Esta mañana, junto a la barandilla de pensar, escuchaba el griterío ebrio de la muchachada al volver de fiesta. Escuché también tu grito de silencio desgarrado en el incipiente amanecer, pequeño Uliseo. Sentí esas cosas que callamos porque la gente nos supone fuertes e invencibles. Porque tiene que parecer que todo está bien.
Aunque se nos caiga el techo encima, nosotros salimos de los escombros delante de esa jauría de hienas y sonreímos mientras nos sacudimos el polvo del derrumbe que nos ha manchado el traje. Este polvo blanco suaviza mis facciones - dices, mintiendo a conciencia, viendo el supuesto lado bueno de las cosas.
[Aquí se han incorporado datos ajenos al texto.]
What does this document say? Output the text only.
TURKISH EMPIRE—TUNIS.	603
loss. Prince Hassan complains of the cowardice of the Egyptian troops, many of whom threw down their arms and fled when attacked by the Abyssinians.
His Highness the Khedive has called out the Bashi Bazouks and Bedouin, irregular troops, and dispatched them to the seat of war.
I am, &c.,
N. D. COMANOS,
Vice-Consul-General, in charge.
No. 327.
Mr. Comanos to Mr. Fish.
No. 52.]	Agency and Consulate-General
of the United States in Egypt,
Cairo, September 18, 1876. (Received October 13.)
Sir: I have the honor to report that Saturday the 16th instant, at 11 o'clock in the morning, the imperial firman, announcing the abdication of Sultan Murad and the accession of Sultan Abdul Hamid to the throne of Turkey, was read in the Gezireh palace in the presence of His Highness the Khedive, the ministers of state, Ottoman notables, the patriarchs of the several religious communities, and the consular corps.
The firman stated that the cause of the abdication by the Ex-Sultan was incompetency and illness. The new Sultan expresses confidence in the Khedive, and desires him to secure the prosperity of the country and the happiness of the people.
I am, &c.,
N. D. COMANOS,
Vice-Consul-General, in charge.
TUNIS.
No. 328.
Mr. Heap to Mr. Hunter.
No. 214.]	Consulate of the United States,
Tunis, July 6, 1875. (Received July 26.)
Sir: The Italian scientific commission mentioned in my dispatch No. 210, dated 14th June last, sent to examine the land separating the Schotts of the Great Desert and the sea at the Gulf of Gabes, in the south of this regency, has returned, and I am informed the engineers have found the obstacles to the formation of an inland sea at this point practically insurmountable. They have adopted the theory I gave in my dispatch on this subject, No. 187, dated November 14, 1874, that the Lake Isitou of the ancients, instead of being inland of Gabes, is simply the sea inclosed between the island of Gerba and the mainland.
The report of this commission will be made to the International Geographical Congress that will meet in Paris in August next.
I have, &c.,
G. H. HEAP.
Pero en lo más íntimo de tu soledad, haces la auditoria de una vida y sobre todo ahora que estás aprendiendo contabilidad, estas cuentas no te cuadran. Por más que revises no cuadra: Demasiados acreedores, demasiadas promociones estafa, demasiadas cifras en la columna del 'debe' y pocos amores correspondidos, ofertas de trabajo -dignas o indignas- en el 'haber'.
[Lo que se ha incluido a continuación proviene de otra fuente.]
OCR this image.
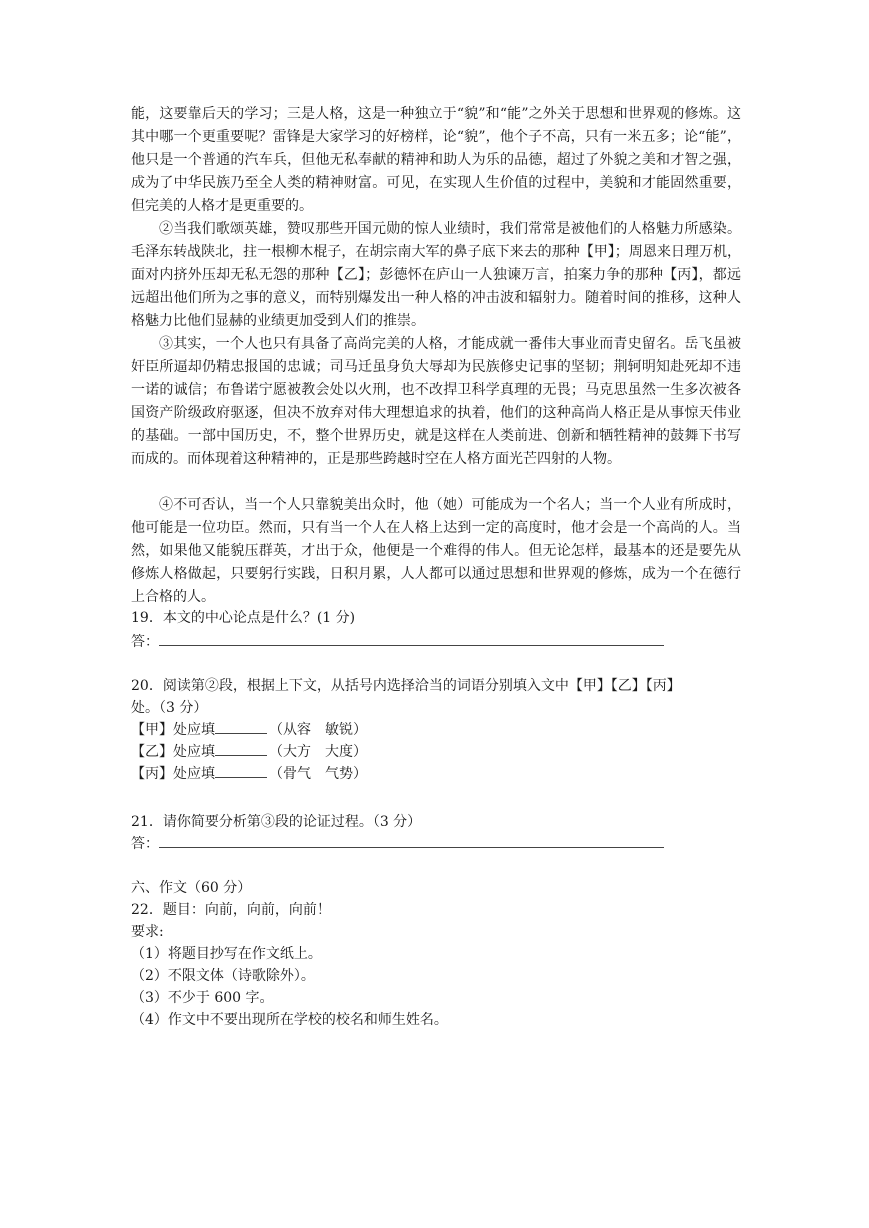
能，这要靠后天的学习；三是人格，这是一种独立于“貌”和“能”之外关于思想和世界观的修炼。这其中哪一个更重要呢？雷锋是大家学习的好榜样，论“貌”，他个子不高，只有一米五多；论“能”，他只是一个普通的汽车兵，但他无私奉献的精神和助人为乐的品德，超过了外貌之美和才智之强，成为了中华民族乃至全人类的精神财富。可见，在实现人生价值的过程中，美貌和才能固然重要，但完美的人格才是更重要的。

②当我们歌颂英雄，赞叹那些开国元勋的惊人业绩时，我们常常是被他们的人格魅力所感染。毛泽东转战陕北，拄一根柳木棍子，在胡宗南大军的鼻子底下来去的那种【甲】；周恩来日理万机，面对内挤外压却无私无怨的那种【乙】；彭德怀在庐山一人独谏万言，拍案力争的那种【丙】，都远远超出他们所为之事的意义，而特别爆发出一种人格的冲击波和辐射力。随着时间的推移，这种人格魅力比他们显赫的业绩更加受到人们的推崇。

③其实，一个人也只有具备了高尚完美的人格，才能成就一番伟大事业而青史留名。岳飞虽被奸臣所逼却仍精忠报国的忠诚；司马迁虽身负大辱却为民族修史记事的坚韧；荆轲明知赴死却不违一诺的诚信；布鲁诺宁愿被教会处以火刑，也不改捍卫科学真理的无畏；马克思虽然一生多次被各国资产阶级政府驱逐，但决不放弃对伟大理想追求的执着，他们的这种高尚人格正是从事惊天伟业的基础。一部中国历史，不，整个世界历史，就是这样在人类前进、创新和牺牲精神的鼓舞下书写而成的。而体现着这种精神的，正是那些跨越时空在人格方面光芒四射的人物。

④不可否认，当一个人只靠貌美出众时，他（她）可能成为一个名人；当一个人业有所成时，他可能是一位功臣。然而，只有当一个人在人格上达到一定的高度时，他才会是一个高尚的人。当然，如果他又能貌压群英，才出于众，他便是一个难得的伟人。但无论怎样，最基本的还是要先从修炼人格做起，只要躬行实践，日积月累，人人都可以通过思想和世界观的修炼，成为一个在德行上合格的人。

19．本文的中心论点是什么？(1 分)

答：

20．阅读第②段，根据上下文，从括号内选择洽当的词语分别填入文中【甲】【乙】【丙】

处。（3 分）

【甲】处应填	（从容　敏锐）

【乙】处应填	（大方　大度）

【丙】处应填	（骨气　气势）

21．请你简要分析第③段的论证过程。（3 分）

答：

六、作文（60 分）

22．题目：向前，向前，向前！

要求:

（1）将题目抄写在作文纸上。

（2）不限文体（诗歌除外）。

（3）不少于 600 字。

（4）作文中不要出现所在学校的校名和师生姓名。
No te pido el milagro de resolver tu vida en un parpadear, ni que saltes esos obstáculos sin resolver con tu máscara veneciana de sonrisa y pundonor. Sólo te ofrezco mi mano para que te agarres en momentos de terremoto, mis hombros para cuando se caigan las vigas de esos pesados techos en ruinas que nos atenazan.
Yo tampoco puedo con mi vida, y lo sabes, pequeño Ulises, pero le opongo resistencia. Mientras me quede un hálito de vida te engancharé a mí y sacaré a flote tu alma varada. Sé que no lo soy todo, que no soy todo todas esas ínsulas que anhelas encontrar en el piélago de tu vida. Pero soy algo que no abunda en estos tiempos modernos: Incondicional.
¡Qué se joda esta puta vida, aún no nos va a ver muertos!